Enter Flight Risk, Gibson’s latest directorial effort and one which, at least on paper, should be an easy double for him. An FBI agent (Michelle Dockery) is escorting a mob witness (Topher Grace) from middle-of-nowhere Alaska to Anchorage on a little single-engine prop plane. As it turns out, the pilot, Darryl (Mark Wahlberg), is actually a mafia hitman. A locked room movie set on a tiny aircraft with a legendarily bug-eyed maniac for a star and another legendarily bug-eyed maniac behind the camera seems like a tasty recipe, but strangely not a lot actually happens in Flight Risk. Instead, it’s mostly a two-hander, since Wahlberg’s cheerfully violent villain spends the majority of the movie either in character as a friendly pilot or subdued and handcuffed in the back of the plane.
The limited location certainly doesn’t allow for a lot of blistering action — nothing really gets cooking at all until the last 15 minutes or so — but a non-insignificant majority of the movie is spent with Dockery’s agent on the radio or phone trying to either land the plane safely or attempting to suss out which one of her colleagues is a mole for the bad guys. It doesn’t make for suspenseful or appealing viewing, even given Dockery’s game steeliness, which is a helpful contrast for Grace, cast absolutely to type as a motor-mouthed geek. Only Wahlberg, who hasn’t been interesting — or indeed been in anything interesting to watch — in ages, gets to (eventually) cut loose, sporting a goofy bald cap and hissing threats.

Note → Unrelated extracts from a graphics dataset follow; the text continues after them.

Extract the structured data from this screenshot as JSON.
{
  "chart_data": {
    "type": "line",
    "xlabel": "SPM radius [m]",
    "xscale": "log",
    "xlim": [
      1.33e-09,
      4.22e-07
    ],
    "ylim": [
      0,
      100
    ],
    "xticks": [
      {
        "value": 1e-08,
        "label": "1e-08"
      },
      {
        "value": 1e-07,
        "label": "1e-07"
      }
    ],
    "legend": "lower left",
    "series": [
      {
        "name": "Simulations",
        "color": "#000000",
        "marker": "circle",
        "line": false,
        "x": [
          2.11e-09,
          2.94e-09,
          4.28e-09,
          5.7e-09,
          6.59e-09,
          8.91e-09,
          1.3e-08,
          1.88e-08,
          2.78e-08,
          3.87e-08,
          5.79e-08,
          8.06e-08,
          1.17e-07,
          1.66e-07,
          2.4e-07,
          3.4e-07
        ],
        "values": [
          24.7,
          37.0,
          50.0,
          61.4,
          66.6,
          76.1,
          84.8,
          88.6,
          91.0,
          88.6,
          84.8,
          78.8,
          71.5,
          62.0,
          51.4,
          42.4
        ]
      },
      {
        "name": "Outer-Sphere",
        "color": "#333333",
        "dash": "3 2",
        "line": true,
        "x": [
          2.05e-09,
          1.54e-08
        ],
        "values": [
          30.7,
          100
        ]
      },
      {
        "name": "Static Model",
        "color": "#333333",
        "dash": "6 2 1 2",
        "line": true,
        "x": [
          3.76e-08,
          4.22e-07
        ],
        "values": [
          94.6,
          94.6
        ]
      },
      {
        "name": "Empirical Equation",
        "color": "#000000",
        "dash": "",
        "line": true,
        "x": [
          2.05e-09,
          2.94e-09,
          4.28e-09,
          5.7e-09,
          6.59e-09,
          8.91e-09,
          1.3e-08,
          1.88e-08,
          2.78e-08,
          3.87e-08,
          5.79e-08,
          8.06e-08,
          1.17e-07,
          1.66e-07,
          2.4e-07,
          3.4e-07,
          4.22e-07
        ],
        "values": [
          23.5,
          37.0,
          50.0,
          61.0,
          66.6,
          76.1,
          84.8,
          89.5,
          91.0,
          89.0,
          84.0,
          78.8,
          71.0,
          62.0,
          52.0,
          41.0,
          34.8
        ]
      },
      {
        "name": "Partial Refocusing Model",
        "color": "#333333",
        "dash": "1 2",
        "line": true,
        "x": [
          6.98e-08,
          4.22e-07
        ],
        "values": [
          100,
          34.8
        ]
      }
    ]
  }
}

Gibson, for the most part, stages everything pretty economically, making good use of the camera to close the distance between characters in the enclosed space with focus changes and simple reverse shots. But with a couple of momentary exceptions, Flight Risk lacks his penchant for cinematic brutality or pervasive sadism. Only his juvenile sense of humor seems to remain in effect here, with Wahlberg constantly making quips about people shitting their pants and/or implying that he’s going to sexually assault Grace’s character. With Gibson at the helm, one must expect a certain, often considerable, degree of unpleasantness, but this doesn’t even rise to a bad first date level of upsetting. Flight Risk needed to be roughly 25% more rancid and a full 75% more exciting.
DIRECTOR: Mel Gibson; CAST: Mark Wahlberg, Michelle Dockery, Topher Grace; DISTRIBUTOR: Lionsgate; IN THEATERS: January 25; RUNTIME: 1 hr. 31 min.